The next skill is knowing how to correct imbalances in the water to benefit your fish. For example, if nitrate is too high, more water changes are needed to reduce it. If the pH is too low, then alkalizing materials such as limestone must be added to the tank to balance the water chemistry.

Maintaining Live Plants

Although live plants require a little more care than plastic or silk alternatives, we highly recommend adding at least a few to every community tank. By cleaning the water and producing oxygen, aquatic plants perform a sterling service in keeping a community tank healthy.

But to become a boon, live plants need maintenance. Dead leaves need removing from the tank before they rot, and excessive plant growth needs pruning back to avoid smothering of other plants.

More advanced maintenance of live plants includes feeding using root tabs and liquid feeds. Most beginner plants, however, will grow just fine without them providing they’re given enough light.

Daily Aquarium Observations

Last, but certainly not least, observing an aquarium’s inhabitants every day is another crucial habit for a thriving community tank. By checking on your fish every day, you’ll be ensuring that any health problems or diseases are diagnosed early on.

You’ll also become more aware of the interactions between your fish and become more able to spot social problems such as bullying or fin-nipping.

By spotting problems immediately and intervening promptly, you’ll nip the problem in the bud before things get out of hand.
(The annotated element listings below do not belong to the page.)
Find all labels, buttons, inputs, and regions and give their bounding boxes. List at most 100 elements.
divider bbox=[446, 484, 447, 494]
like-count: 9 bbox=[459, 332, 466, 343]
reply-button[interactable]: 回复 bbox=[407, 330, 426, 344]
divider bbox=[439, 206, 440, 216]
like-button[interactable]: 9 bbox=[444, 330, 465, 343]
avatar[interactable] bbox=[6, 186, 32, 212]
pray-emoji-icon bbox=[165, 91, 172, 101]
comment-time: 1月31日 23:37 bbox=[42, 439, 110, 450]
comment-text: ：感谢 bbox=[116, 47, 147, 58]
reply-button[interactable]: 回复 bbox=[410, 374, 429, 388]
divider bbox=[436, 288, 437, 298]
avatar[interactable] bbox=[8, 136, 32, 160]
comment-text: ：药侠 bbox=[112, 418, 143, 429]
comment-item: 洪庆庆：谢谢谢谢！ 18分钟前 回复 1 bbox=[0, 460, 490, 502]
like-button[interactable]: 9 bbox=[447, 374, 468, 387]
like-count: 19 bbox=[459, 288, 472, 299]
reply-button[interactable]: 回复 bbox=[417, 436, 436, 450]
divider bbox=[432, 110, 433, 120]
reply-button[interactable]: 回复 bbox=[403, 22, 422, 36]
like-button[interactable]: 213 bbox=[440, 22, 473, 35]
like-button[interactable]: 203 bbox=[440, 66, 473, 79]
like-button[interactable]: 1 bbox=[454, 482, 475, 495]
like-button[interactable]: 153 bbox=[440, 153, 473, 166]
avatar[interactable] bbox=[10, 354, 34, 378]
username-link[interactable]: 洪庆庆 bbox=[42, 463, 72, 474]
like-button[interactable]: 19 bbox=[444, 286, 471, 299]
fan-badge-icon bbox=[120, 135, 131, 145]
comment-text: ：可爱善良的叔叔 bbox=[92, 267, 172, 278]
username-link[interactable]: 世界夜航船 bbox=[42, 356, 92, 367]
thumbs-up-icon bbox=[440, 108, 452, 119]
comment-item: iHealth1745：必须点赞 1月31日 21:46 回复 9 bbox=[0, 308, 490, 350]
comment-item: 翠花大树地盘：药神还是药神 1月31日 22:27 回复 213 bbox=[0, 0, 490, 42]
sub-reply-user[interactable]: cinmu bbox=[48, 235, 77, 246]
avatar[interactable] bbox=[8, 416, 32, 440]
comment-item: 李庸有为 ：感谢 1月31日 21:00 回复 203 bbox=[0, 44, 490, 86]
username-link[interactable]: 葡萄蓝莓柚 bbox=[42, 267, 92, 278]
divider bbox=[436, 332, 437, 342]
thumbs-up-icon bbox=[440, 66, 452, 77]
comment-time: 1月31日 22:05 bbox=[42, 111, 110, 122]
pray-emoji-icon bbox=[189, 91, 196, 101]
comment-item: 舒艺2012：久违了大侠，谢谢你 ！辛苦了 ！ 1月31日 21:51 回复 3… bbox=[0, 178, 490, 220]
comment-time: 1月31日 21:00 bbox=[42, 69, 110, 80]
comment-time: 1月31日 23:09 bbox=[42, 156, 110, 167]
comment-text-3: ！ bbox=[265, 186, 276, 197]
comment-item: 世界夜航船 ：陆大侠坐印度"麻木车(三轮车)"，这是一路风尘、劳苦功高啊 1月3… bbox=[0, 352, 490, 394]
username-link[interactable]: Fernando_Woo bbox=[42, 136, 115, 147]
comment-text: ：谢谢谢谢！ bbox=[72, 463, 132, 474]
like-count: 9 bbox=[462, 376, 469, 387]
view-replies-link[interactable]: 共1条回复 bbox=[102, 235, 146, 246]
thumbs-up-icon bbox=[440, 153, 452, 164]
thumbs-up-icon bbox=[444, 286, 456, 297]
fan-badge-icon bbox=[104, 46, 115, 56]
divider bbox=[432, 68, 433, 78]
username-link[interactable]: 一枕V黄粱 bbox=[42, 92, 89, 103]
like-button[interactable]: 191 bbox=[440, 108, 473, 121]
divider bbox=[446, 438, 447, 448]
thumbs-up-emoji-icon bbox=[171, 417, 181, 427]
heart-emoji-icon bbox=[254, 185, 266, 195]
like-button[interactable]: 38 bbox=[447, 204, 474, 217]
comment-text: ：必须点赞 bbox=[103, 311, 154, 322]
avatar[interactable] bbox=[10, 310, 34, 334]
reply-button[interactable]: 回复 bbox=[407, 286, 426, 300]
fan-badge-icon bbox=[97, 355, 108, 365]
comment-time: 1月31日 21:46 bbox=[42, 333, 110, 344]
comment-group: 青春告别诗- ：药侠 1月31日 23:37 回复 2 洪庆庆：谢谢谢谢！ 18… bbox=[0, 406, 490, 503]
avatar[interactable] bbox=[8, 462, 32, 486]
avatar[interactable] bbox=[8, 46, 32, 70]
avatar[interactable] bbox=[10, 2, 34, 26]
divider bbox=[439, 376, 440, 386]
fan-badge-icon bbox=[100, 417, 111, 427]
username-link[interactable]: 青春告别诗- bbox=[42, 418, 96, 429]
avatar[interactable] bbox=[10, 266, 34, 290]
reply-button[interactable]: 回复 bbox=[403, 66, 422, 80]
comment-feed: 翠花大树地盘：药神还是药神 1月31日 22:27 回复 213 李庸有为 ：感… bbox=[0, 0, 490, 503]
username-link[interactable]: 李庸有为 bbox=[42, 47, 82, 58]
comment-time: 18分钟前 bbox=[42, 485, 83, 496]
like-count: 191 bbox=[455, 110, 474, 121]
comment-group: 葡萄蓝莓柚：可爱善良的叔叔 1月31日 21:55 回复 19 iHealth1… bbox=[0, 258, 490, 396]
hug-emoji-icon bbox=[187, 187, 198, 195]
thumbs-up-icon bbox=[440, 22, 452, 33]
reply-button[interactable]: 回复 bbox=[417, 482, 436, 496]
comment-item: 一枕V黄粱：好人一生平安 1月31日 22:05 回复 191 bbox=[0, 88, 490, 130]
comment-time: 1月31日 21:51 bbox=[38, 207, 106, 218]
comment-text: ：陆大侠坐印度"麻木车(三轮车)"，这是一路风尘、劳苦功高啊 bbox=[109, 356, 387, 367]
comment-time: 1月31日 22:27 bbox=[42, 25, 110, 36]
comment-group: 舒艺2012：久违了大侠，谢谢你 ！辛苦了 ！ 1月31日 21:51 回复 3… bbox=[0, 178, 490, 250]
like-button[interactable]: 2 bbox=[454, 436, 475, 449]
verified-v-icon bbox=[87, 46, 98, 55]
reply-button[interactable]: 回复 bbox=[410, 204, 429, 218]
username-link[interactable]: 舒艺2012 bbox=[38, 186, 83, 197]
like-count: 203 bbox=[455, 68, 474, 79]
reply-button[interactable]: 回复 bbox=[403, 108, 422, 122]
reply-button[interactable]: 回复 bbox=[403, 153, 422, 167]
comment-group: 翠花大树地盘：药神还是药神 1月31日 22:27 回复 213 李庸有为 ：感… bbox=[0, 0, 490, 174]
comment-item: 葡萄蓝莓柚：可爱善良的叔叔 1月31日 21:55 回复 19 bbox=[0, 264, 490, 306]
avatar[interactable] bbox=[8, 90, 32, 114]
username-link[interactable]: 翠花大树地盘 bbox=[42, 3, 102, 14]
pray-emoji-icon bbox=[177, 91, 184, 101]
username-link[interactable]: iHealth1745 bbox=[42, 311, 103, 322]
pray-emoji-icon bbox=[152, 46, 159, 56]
You’ll also be forging a stronger bond and better understanding of each member of your community tank – a sure sign of a caring aquarist!

Remember, Consistency Is Key

With all of these boxes ticked, you’re well on your way to becoming a pro fishkeeper! All you need to do now is make sure you continue these habits consistently, and your community tank should be glowing with health for years to come.